Open-Source Language Translator Opens For Beta
mind21_98 writes "A new machine-translator designed for language translation has offically opened for public testing. GPLTrans is a translator similiar to Babelfish. Pre-alpha testing has shown that it is the most accurate of the major Web-based machine translators. More information can be found here. "
It would be nice if someone were to make a CORBA translation service and add this to one or more of the linux desktops. Then it could be used for email, documentation, irc, coding, etc, not just for the occasional web page. It would also be good if the data at gpltrans was snapshotted regularly and pushed around, ideally so that everyone would have their own copy.
It's common to here the pundits opine that "open source may be good at improving 30-year-old operating systems, but the open-source model just doesn't work when it comes to large scale applications." Various reasons are given, for example: "open source programmers only do what is fun and interesting, and applications aren't interesting". But here we see yet another large-scale application falling to the barbarian hordes.
Those pundits are wrong: there is no genre of software that the open-source model will never absorb. Simply because the open-source model results in better software, for reasons that are well-known. And no, there is no no software application that is so uninteresting that no volunteer anywhere in the world will touch it. On the contrary: the more an application area remains untouched, the more interesting it becomes to open-source programmers, simply because it's virgin territory.

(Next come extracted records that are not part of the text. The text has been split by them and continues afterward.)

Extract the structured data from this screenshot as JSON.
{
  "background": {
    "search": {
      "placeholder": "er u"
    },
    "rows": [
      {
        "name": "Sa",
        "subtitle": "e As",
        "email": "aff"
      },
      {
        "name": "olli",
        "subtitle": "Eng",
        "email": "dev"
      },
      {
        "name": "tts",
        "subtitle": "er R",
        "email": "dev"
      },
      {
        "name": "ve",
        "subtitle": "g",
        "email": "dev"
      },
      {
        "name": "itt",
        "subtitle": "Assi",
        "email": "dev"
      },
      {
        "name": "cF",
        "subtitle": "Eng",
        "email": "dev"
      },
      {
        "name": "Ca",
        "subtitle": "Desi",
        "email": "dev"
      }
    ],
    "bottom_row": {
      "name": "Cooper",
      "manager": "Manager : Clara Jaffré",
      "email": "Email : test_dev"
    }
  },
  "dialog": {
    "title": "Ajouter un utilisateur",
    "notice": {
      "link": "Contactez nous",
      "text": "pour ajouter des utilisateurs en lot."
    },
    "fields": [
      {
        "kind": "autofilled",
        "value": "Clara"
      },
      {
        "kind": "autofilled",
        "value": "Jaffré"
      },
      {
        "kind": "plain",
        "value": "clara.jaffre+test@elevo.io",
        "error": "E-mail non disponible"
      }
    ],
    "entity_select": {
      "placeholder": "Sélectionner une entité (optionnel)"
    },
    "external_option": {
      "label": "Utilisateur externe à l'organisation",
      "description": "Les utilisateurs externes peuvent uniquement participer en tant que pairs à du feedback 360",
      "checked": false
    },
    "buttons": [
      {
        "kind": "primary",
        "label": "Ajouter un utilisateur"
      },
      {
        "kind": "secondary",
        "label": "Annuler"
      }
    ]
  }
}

This is the "stamp collector" syndrome: when you already have a goodly number of stamps in your collection, adding the missing ones becomes an obsession.
Life's a bitch but somebody's gotta do it.
What most of these language translation programs need is a better understanding of context. I was surprised to find that Altavista's Babelfish utility has very poor analysis of context (possibly none at all). For example, when translating from English to French, "run" always translates to "exécute". For a sentence like you get which is reasonable, but if you translate you get which doesn't make any sense. More incredibly, "store" always translates to "mémoire". You would think that, if they were going to force every word to be interpreted in one sense, they would choose the most common meaning. But this choice leads to insanity where translates to
With knowledge of context, a more advanced system could notice situations in which it was more reasonable for "run" to have a particular meaning. In the last example, "run" is followed by a prepositional phrase indicating a direction, which would imply that the meaning involving physical movement is appropriate, and so on.
Even more revealing is the fact that the confusion of meaning happens differently for different languages. If you translate
into Spanish, you get the hilarious result: For translation software that has multiple language targets, i would have expected it to first resolve the meaning of the English sentence into an internal semantic representation before using it to emit Spanish or French. The above would be evidence that the Systran software has no such representation -- or at least that their representation is too weak to indicate the difference between "store" as in "memory" and "store" as in a warehouse.-- ?!ng
Although the site has been slashdotted, it would be interesting to see what sort of algorithms it uses to perform the translations. Mmm, open source.
:) In addition to this, it's very difficult to write simple, lucid grammar rules that also count for the myriad exceptions found in language.
:) The parsing itself is a hefty (and not terribly exciting) task. I attempted to make a term project of a fairly basic English parser and ended up changing the project.
I would be inclined to say that if it is based on grammar rules, the project won't make much headway - machine translation has been butting its head against this brick wall for forty years. The problem with hard-and-fast grammar rules, e.g.,
S = NP VP
NP = Det (Adj)* N
VP = V (Adv)
is that they don't account for rapid linguistic change, and people have this nasty habit of twisting grammar to express themselves in new and creative ways.
I imagine GPLTrans would probably be using some sort of probability frame of phrases and words occurring together, but one can't be sure without looking at the source. I think the best way to do translation software would be to convert the text into syntax, then into a more abstract semantic form, and from the semantic form, translate back into the target language's syntax, and then into the target language's text. Of course, the trick is to figure out just exactly how to do this.
My 2 cents/Pfennig/lire/pesos,
Y
"There is no culture in computer science, only cults." - M. Felleisen
The `spirit is willing' story is amusing, and it really is a pity that it is not true. However, like most MT `howlers' it is a fabrication. In fact, for the most part, they were in circulation long before any MT system could have produced them (variants of the `spirit is willing' example can be found in the American press as early as 1956, but sadly, there does not seem to have been an MT system in America which could translate from English into Russian until much more recently --- for sound strategic reasons, work in the USA had concentrated on the translation of Russian into English, not the other way round). Of course, there are real MT howlers. Two of the nicest are the translation of French avocat (`advocate', `lawyer' or `barrister') as avocado, and the translation of Les soldats sont dans le café as The soldiers are in the coffee. However, they are not as easy to find as the reader might think, and they certainly do not show that MT is useless.
BTW, since this book is no longer available in the stores, the whole contents is placed online. I recommend reading this book to anyone who is interested into the subject of MT. It really is a nice introduction into the subject.